Summary: Distinguishing the voice of God and determining what He is saying are essential to living in the power and purspose of God
Interpreting the Input
December 2, 2001
Last Wednesday, I was in the office preparing for last week’s sermon about inviting God to Shatter the Silence, and this man literally just busted into the room. No telephone call, no knock, no announcement of his intentions he just barged in. If you have ever been to my office you know that it used to be a janitor’s closet and my desk sits about 5 feet from the door. So when he came the fright almost knocked me out of my seat.

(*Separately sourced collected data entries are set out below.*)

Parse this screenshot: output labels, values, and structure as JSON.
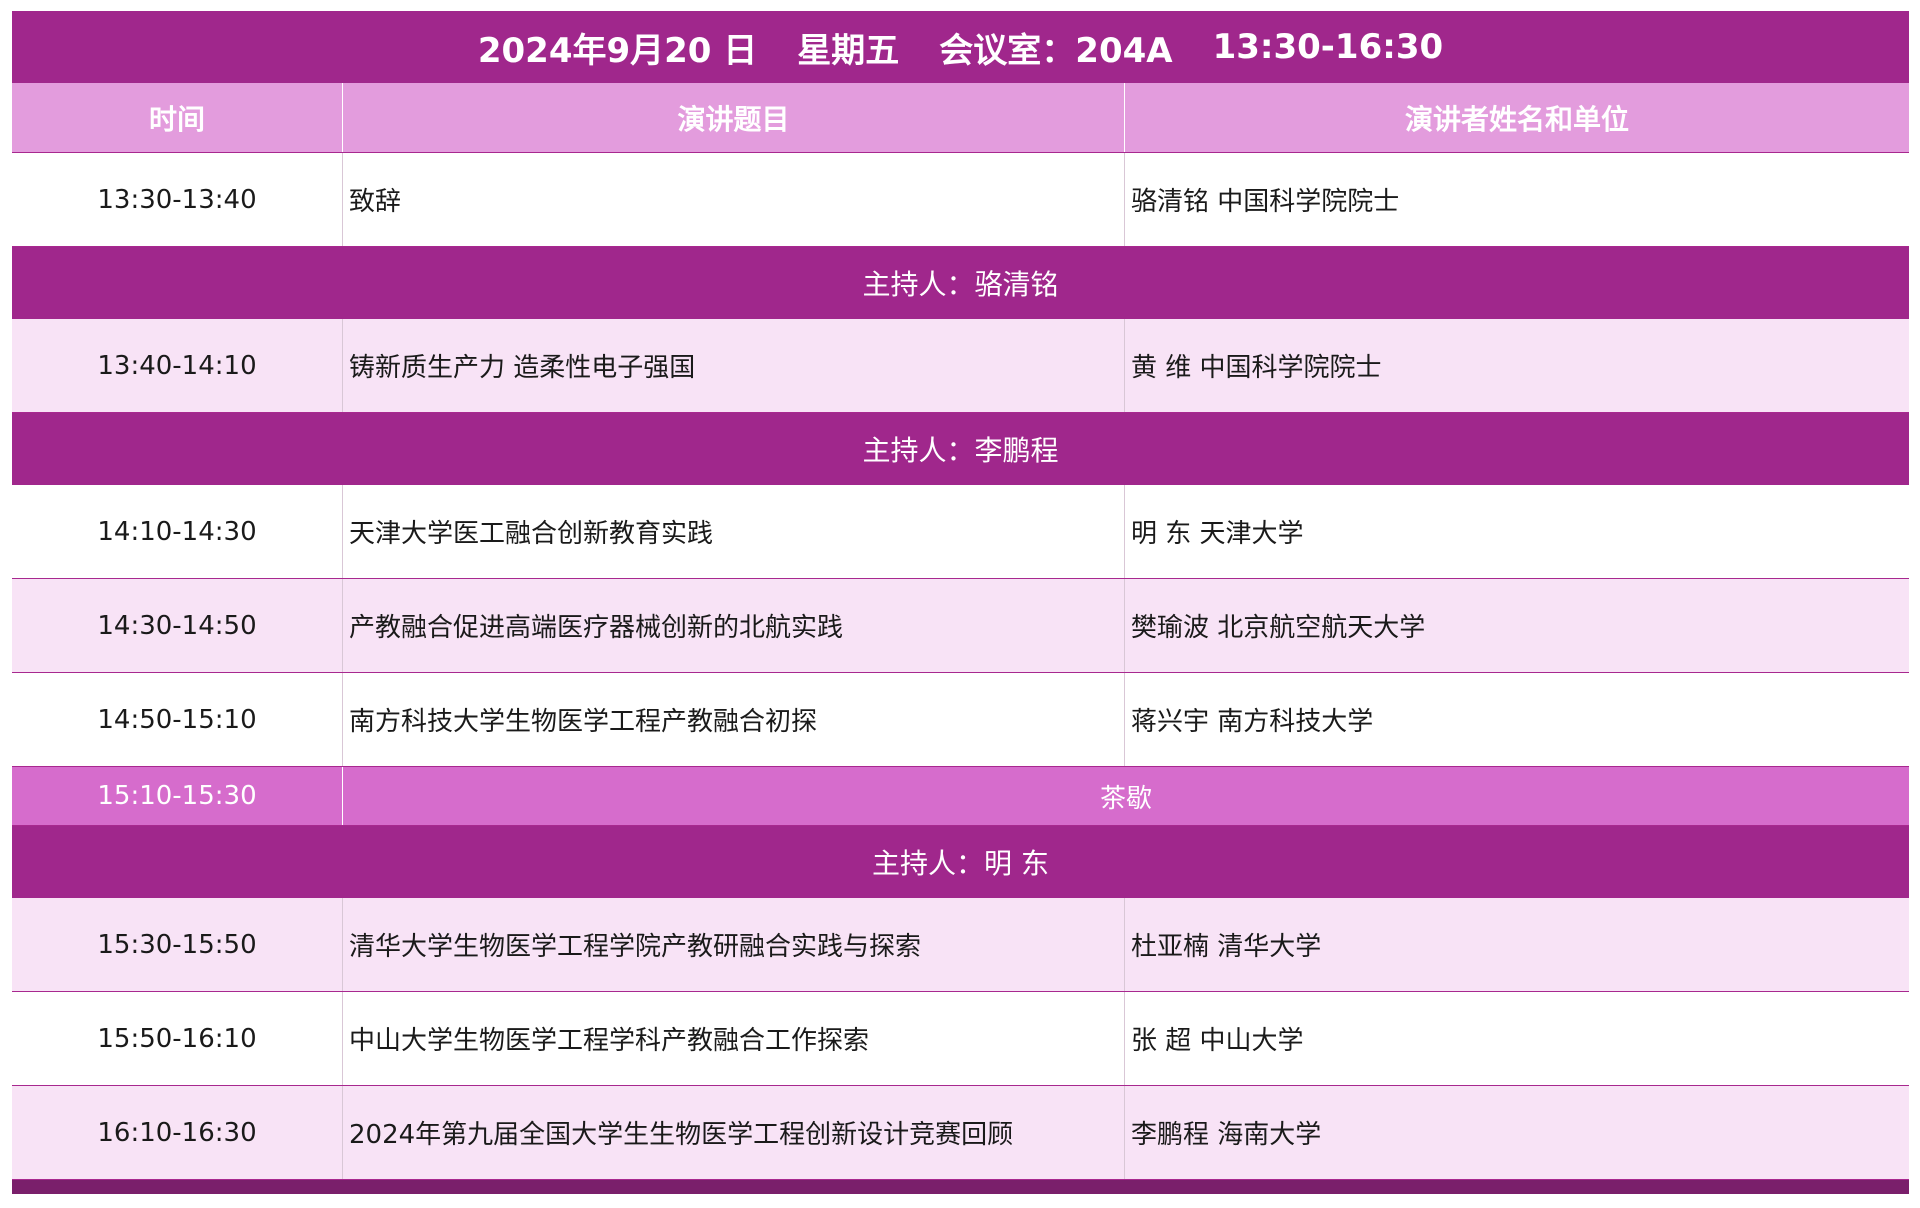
{
  "title": {
    "date": "2024年9月20 日",
    "weekday": "星期五",
    "room": "会议室：204A",
    "time": "13:30-16:30"
  },
  "header": {
    "time": "时间",
    "topic": "演讲题目",
    "speaker": "演讲者姓名和单位"
  },
  "opening": {
    "time": "13:30-13:40",
    "topic": "致辞",
    "speaker": "骆清铭  中国科学院院士"
  },
  "sessions": [
    {
      "host": "主持人：骆清铭",
      "talks": [
        {
          "time": "13:40-14:10",
          "topic": "铸新质生产力 造柔性电子强国",
          "speaker": "黄   维  中国科学院院士"
        }
      ]
    },
    {
      "host": "主持人：李鹏程",
      "talks": [
        {
          "time": "14:10-14:30",
          "topic": "天津大学医工融合创新教育实践",
          "speaker": "明   东  天津大学"
        },
        {
          "time": "14:30-14:50",
          "topic": " 产教融合促进高端医疗器械创新的北航实践",
          "speaker": "樊瑜波  北京航空航天大学"
        },
        {
          "time": "14:50-15:10",
          "topic": "南方科技大学生物医学工程产教融合初探",
          "speaker": "蒋兴宇  南方科技大学"
        }
      ]
    }
  ],
  "break": {
    "time": "15:10-15:30",
    "label": "茶歇"
  },
  "session3": {
    "host": "主持人：明   东",
    "talks": [
      {
        "time": "15:30-15:50",
        "topic": " 清华大学生物医学工程学院产教研融合实践与探索",
        "speaker": "杜亚楠  清华大学"
      },
      {
        "time": "15:50-16:10",
        "topic": "中山大学生物医学工程学科产教融合工作探索",
        "speaker": "张   超  中山大学"
      },
      {
        "time": "16:10-16:30",
        "topic": "2024年第九届全国大学生生物医学工程创新设计竞赛回顾",
        "speaker": "李鹏程  海南大学"
      }
    ]
  }
}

He asked me if I knew where some attorney was. I did not know, but I knew that he wasn’t in my building so I offered to look up his phone number and call him but the man said no and walked out. About 2 seconds later the door opened again and he said is this some kind of church or something, we have a plaque that says Dayspring Community Church on the door. I said yes and he said, could I put in a prayer request? I said sure what is on your mind. He began to tell me the most unfortunate story. Apparently he and his wife had been involved in some bad things and then they came to know the Lord. But they did not pay the price of discipleship and they drifted away and the drifting essentially cost them their children and now they were faced with the possibility of her losing her freedom. I asked him if I could pray with him and before we knelt down he said, “I think the Lord is trying to tell me something, I’m just not real sure what it is.” After he left, it hit me that positioning yourself in such a way as to invite God to shatter the silence doesn’t complete the process. Communication is only successful when the party that is listening understands what the speaker is saying. So today I want to complete our study on hearing from God by examining how to properly interpret the input.
Just as a reminder, last week we discovered from Samuel that for God to shatter the silence we should prepare ourselves by practicing the disciplines of service, solitude, and surrender to anything he might desire. Today by examining the life of another hero of our faith, we will discover when God speaks, and we will develop a set of questions we can ask of God, ourselves, and our circumstances that will help us interpret His input.
Turn in your Bibles to Judges 6:11-24 (READ). We are going to examine the encounter and call to arms of Gideon.
First question that I want to answer, is how we can have confidence that it is truly God that is speaking. There are 2 times when God typically speaks.
God speaks and gives guidance in times of worship or seeking. Two Bible verses to hang on to here before we look at Gideon.
Romans 12:1-2, “Therefore I urge you, brothers, in view of God’s mercy, to offer your bodies as living sacrifices, holy and pleasing to God—this is your spiritual act of worship. Do not conform any longer to the patter of this world, but be transformed by the renewing of your mind. Then you will be able to test and approve what God’s will is—his good, pleasing and perfect will.” In other words, our ability to hear and interpret God’s voice will be heightened in times of spiritual exercise or bliss, those times when we are worshipping. The closer you are to God the more likely you are to get a word you can be sure about.
Matthew 7:7, “Ask and it will be given to you; seek and you will find; knock and the door will be opened to you.” This promise covers times of spiritual doubt as well as spiritual bliss. It says that in those times when you are not close to God, as a matter of fact in times of doubt, confusion, and even anger, if you turn to God for the answer he will give you one. But you have to turn to him.
Which of these 2 circumstances do we find Gideon in? What is going on here? The Israelites are in a time of political oppression because of a season of spiritual rebellion. God has sent the Midianites to exact judgement on Israel because the scripture says they did evil in the eyes of the Lord. The Midianites would allow Israel to plant their crops and get them ready for harvest, and then at harvest time, they would invade their land like a swarm of locusts and ravage it, taking the harvest and then destroying the crops. Forcing the people of Israel to move out of their cities and into caves in the mountains for protection. When the time was right, they would sneak down to their fields, harvest what they could in secret and then go and hide as they processed them for consumption.